MBA students Tal Ron, German Servente, and Latha Lakshmanan, with Professors Dennis Heaton and Anil Maheshwari in the spring of 2017

Student Kenny Januar (right) with Joanne Grigas, HR coordinator, (left) and Peggy Fisher, HR manager (center) of Global ID

Students in the MBA class of 2016 with Professor Ayako Huang (front right)

For several years, students in MUM’s MBA in Sustainable Business Program have been assisting local organizations with their sustainability efforts. Through their Capstone Project, MBA students have worked with the City of Fairfield, the Fairfield Arts and Convention Center, and several businesses by assessing their needs, conducting research, and making recommendations.

“We want students to learn and appreciate the community because we are teaching them about global citizenship and global leadership,” said Ayako Huang, assistant professor of management. “It’s important for them to learn that they are not working just for their own benefit. We want them to serve the community and we call it service learning. This differentiates MUM’s Sustainable MBA program from other MBA programs.”

The Capstone Project consists of several classes and the completion of a practical community project. In their classes, students conducted case studies of local businesses that embraced sustainability, learned about sustainable technologies and tools for measuring sustainability, and studied the mechanics of fostering sustainable communities.

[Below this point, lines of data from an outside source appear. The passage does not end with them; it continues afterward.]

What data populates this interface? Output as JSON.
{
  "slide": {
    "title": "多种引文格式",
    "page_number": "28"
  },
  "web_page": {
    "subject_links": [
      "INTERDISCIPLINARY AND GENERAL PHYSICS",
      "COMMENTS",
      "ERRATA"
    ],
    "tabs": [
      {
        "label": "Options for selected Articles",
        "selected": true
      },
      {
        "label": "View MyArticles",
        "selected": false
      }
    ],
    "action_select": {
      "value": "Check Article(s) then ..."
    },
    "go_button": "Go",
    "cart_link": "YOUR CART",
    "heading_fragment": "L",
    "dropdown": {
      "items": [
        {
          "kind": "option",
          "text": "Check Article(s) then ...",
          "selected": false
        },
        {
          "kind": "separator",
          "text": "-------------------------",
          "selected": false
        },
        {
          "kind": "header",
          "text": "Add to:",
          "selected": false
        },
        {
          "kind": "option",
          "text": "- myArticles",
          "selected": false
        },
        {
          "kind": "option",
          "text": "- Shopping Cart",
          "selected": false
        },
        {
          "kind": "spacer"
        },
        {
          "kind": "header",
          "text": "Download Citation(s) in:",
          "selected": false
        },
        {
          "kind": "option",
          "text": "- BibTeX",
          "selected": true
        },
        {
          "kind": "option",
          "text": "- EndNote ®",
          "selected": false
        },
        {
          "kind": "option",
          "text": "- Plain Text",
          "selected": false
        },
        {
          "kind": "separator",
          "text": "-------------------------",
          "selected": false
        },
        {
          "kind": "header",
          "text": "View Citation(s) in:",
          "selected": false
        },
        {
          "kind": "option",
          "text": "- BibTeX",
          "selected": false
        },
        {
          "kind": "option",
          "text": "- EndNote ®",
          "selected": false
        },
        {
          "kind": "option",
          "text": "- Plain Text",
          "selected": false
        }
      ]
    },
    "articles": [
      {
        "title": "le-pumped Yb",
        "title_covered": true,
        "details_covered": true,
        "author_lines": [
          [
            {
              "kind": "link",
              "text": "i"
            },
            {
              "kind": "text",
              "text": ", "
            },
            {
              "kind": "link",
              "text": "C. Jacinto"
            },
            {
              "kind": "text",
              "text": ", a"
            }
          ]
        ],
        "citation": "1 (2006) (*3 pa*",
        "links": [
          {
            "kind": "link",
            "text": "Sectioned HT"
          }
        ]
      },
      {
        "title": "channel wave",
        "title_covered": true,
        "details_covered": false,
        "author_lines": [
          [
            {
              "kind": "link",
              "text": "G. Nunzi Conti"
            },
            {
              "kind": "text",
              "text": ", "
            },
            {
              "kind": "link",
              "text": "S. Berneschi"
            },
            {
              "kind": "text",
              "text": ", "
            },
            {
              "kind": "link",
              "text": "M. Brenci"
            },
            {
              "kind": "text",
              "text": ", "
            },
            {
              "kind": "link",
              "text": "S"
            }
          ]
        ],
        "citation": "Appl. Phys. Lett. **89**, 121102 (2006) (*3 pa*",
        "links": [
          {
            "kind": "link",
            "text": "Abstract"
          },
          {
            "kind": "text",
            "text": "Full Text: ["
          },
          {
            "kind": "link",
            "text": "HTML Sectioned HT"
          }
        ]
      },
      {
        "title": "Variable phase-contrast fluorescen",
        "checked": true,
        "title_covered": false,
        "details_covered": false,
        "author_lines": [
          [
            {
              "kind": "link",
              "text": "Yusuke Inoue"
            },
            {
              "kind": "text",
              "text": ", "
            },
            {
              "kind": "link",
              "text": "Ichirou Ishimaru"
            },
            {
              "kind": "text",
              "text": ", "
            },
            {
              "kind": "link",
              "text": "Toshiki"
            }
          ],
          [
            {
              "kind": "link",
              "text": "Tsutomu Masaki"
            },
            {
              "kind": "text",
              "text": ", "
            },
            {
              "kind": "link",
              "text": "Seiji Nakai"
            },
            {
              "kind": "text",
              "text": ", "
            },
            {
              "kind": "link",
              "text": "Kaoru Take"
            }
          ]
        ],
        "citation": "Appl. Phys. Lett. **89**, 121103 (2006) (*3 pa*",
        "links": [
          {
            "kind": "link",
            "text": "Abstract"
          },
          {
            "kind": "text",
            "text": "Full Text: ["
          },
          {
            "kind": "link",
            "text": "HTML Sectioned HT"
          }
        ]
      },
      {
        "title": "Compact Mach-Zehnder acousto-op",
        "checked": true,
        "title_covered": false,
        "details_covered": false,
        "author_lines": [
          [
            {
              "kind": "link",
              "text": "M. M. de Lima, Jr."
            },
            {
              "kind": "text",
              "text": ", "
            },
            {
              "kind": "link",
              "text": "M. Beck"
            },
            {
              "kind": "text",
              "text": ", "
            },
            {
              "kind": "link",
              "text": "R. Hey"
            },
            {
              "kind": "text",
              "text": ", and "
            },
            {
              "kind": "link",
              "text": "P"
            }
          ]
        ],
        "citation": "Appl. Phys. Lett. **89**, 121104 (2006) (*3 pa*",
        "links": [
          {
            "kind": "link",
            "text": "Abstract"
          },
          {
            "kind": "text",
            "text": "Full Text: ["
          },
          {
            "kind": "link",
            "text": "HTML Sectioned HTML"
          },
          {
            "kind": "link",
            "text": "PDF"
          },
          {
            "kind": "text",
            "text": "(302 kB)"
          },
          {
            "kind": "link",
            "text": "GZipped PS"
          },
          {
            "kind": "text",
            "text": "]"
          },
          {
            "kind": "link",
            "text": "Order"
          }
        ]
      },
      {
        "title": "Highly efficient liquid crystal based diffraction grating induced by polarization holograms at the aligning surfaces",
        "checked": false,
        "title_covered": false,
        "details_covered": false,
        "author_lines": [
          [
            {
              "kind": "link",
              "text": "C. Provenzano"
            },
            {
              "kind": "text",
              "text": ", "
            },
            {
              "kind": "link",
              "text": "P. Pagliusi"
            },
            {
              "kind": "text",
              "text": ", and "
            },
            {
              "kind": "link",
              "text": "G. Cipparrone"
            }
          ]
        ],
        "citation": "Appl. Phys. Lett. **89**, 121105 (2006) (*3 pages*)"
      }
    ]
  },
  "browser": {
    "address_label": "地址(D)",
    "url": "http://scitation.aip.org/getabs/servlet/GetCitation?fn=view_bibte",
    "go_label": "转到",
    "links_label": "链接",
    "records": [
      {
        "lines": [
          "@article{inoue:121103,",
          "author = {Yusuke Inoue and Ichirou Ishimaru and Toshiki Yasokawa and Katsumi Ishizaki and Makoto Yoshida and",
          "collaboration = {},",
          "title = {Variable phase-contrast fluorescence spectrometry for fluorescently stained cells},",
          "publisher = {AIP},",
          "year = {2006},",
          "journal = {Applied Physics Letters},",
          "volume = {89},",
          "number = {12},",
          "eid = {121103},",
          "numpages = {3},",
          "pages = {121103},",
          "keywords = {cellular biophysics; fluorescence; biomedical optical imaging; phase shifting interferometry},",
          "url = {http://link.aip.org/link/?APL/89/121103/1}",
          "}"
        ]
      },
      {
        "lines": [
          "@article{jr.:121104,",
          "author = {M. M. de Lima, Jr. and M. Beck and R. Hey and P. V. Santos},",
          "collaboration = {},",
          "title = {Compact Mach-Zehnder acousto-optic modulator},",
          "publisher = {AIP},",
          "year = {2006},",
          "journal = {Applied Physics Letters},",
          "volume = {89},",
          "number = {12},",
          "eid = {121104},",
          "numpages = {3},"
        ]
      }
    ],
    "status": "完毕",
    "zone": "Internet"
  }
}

Then they conducted research, presented their findings, and recommended sustainable solutions.

Student Kenny Januar did an internship with Global ID’s human resource department to create a new performance management system and conduct a training needs analysis to increase the company’s effectiveness. “The advantage of working on the Capstone Project for me was to use the skills I obtained from the University to help local businesses and the community.”

Latha Lakshmanan surveyed customers of a local grocery store about their approach to sustainability. “The project at Everybody’s was a good opportunity to combine the current consumer trends in the grocery industry into viable experiments for the local store to try, based on successful benchmarking of larger stores in the greater Iowa area,” said Latha. “It was a good opportunity to learn about a new industry, understand the gaps, and provide recommendations.”

In addition to gaining hands-on experience, students can benefit from working in the community in multiple ways, including developing critical thinking, increasing understanding of the class topic, developing communication and leadership skills, improving flexibility and openness to change, and growing understanding of diverse cultures and communities.